Abstract:
Each person writes in a different style to any other person. This style, in addition to being
intrinsically related to the same person who writes it, is also related to the scope or purpose
for which it is written. The field that studies this style is called Stylometry.
Stylometry is based on the study of the style through different metrics. Among others,
highlight the Readability Index, Vocabulary Richness, Formality and Coherence. At the
same time, these metrics can be measured and interpreted in different ways.
In this project, a Python Stylometry library able to measure the style of a text has been
designed and developed using different algorithms based on the previous metrics. This
library allows us to analyze the style of texts written in Spanish and English, depending
some of those metrics on the language due to the characteristics of each one of them (length
of words, length of sentences ...).
Later, for the visualization of the data, a Dashboard based on web components where
you can select a text and be able to see in a clear and comfortable way how is the style of
that text has been developed.
This library could be used to achieve different objectives: to check that a text has a
style adapted to the characteristics of the audience that is going to read it, to compare the
style of two different people (politicians, writers, influential people...), to know the source
of a text as well as to identify its authorship and more.

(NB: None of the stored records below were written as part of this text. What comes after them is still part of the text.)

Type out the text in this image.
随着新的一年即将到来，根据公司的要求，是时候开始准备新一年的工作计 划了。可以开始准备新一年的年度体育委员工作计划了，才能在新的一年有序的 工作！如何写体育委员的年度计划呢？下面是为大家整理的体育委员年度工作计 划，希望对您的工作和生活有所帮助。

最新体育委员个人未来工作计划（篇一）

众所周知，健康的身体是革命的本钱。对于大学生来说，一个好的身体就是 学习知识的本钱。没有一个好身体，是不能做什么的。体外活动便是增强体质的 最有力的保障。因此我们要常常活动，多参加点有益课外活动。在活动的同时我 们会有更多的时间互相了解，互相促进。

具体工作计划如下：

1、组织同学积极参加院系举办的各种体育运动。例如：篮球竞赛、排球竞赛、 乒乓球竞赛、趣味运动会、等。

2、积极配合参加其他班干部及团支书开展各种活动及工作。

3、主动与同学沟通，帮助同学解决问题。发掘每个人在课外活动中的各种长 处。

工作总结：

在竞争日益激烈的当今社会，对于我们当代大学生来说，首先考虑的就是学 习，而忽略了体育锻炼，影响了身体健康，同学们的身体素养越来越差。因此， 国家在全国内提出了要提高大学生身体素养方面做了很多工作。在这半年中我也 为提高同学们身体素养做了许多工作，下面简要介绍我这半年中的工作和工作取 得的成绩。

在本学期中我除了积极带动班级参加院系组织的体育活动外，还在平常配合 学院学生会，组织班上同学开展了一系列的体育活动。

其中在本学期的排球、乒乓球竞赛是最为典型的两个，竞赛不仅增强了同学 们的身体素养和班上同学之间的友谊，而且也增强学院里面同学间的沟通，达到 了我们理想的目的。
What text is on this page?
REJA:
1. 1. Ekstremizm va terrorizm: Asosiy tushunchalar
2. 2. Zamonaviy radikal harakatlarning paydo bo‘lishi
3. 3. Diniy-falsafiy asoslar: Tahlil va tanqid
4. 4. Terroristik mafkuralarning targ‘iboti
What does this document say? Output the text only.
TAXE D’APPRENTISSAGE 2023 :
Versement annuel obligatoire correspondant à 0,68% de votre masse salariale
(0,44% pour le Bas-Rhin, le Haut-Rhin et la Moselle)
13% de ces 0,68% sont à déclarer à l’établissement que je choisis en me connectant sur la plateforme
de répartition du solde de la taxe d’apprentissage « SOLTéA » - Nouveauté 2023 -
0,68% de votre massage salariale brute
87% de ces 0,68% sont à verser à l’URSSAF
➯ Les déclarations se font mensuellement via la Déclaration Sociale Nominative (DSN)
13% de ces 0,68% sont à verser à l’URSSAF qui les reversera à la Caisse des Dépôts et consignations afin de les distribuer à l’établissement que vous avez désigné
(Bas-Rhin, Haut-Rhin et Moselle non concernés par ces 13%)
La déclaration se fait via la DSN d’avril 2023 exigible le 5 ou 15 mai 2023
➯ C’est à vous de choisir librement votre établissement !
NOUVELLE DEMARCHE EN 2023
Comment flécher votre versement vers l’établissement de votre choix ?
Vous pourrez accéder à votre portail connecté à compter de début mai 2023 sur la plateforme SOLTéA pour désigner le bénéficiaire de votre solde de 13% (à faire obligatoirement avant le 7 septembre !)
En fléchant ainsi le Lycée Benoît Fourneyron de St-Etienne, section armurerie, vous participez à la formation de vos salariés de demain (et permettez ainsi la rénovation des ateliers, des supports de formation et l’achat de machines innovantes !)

In particular, this project has been focused on the use of the library for the comparison
between news that talk about terrorism and statements made by terrorist groups like ETA
or ISIS. Thus, if this would be possible, these radical texts could be identified and removed
before its publication or consumption by Internet users and social networks users.
Definitely, this Stylometry library can be used for different purposes based on the anal-
ysis of the style of the texts.